The GPC profiles exhibiting the self-healing process are illustrated in Figure 12. The peak corresponding to Cm6 appears at 37.5 min of retention time. In the GPC chart of the reaction mixture obtained by heating the monomer(m-aminobenzaldehyde diethylacetal) at the reflux temperature for 8 h, many peaks corresponding to the linear oligomers, including the monomer, appear. These high-molecular-weight oligomers are also observed as a broad peak in the retention time range of 27–35 min. In the chart of the solution produced by being left for 20 h at room temperature, as the peak intensity of high-molecular-weight linear oligomers decreases, a peak corresponding to the molecule Cm6 appears. As more time passes, the peak intensity of low-molecular-weight oligomers slightly decreases, while that of Cm6 increases. Two weeks later, Cm6 becomes dominant, and its chart becomes similar to (a). At room temperature, linear oligomers with various molecular weights undergo repeated formation and cleavage of imine bonds to converge to thermodynamically stable macrocycle Cm6. When the macrocycle is heated in aqueous THF, it is converted to linear imine oligomers, and this process is reversible. It can be seen that macrocycle Cm6 has the property of self-healing upon thermal stimulation.

4. Conclusions

An efficient one-pot synthesis of hexakis(m-phenyleneimine) macrocycle Cm6 was successfully achieved through a precipitation-driven cyclization reaction from AB-type monomer m-aminobenzaldehyde diethylacetal.
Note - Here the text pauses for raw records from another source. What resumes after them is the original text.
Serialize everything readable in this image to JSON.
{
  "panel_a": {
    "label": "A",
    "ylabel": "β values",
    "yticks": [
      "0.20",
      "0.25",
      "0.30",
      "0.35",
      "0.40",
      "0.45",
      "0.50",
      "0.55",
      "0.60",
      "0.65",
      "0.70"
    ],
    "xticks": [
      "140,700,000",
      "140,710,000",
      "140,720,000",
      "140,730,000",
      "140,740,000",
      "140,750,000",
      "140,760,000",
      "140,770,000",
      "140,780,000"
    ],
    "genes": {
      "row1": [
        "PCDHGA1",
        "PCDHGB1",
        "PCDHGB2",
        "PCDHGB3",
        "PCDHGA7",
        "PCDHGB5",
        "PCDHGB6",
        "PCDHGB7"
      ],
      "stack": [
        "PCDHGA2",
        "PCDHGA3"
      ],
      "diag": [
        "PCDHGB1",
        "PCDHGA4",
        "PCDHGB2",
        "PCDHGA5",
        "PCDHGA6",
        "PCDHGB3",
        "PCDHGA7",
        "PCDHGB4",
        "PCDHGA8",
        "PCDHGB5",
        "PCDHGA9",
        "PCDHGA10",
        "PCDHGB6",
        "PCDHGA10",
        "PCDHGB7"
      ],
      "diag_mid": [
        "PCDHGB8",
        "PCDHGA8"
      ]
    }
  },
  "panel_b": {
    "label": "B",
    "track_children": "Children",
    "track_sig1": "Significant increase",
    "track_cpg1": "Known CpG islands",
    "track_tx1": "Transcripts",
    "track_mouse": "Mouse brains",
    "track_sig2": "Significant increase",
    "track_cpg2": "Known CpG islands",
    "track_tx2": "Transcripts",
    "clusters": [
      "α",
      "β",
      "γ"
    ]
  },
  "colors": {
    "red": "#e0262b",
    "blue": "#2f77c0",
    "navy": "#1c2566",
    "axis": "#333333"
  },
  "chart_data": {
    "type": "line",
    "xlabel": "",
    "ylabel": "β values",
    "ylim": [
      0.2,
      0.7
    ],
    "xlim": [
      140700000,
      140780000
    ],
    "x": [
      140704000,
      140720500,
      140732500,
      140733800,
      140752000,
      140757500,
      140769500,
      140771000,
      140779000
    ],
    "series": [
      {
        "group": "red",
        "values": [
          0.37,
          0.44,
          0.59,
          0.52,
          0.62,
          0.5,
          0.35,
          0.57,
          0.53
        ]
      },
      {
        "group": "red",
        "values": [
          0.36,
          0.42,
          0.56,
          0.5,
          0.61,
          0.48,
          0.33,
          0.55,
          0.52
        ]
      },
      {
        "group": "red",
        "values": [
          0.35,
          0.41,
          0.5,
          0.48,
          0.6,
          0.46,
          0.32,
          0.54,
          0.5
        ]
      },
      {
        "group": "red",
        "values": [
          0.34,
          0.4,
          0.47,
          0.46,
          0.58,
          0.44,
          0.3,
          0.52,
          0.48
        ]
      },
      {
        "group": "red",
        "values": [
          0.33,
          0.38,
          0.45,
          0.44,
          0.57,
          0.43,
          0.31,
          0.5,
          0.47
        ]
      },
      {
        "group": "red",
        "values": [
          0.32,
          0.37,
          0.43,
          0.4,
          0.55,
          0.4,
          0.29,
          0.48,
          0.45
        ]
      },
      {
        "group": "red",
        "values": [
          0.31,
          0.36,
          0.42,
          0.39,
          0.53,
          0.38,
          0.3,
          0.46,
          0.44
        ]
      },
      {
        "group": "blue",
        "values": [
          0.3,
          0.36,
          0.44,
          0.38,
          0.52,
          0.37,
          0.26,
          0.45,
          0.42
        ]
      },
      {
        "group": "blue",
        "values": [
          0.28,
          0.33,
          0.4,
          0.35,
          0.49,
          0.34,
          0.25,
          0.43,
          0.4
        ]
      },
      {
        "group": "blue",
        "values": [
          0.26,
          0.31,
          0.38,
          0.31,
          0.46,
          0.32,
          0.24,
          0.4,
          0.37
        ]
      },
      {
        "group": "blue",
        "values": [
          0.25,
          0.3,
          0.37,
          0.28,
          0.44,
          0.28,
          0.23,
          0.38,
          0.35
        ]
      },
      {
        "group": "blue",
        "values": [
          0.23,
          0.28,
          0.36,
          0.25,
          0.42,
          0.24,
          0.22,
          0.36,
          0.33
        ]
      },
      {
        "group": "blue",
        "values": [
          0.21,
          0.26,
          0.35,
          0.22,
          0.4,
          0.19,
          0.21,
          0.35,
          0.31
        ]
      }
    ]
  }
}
The yields tended to increase with an increase in the monomer concentration. The mechanism of quantitative formation was estimated based on MALDI-TOF MS analysis and NMR spectroscopy. The chemical and crystal structures of Cm6 were determined using CP/MAS NMR spectroscopy, X-ray diffraction, and electron diffraction methods. The single-crystal X-ray analysis revealed that the Cm6 molecule adopts an outer rim regarding its six nitrogen atoms and has a chair conformation. Macrocycle Cm6 formed π-stacked aggregates with a tubular channel, as predicted from DFT calculation for the two-molecular structure, which is consistent with the results of electron diffraction. The water-mediated mutual conversion between macrocycle Cm6 and linear oligomers driven by thermal stimulation was analyzed using MALDI-TOF MS and GPC methods. It was found that macrocycle Cm6, which has an imine bond that can be reversibly formed and cleaved in the presence of water, is self-healing when thermally stimulated in the aqueous THF.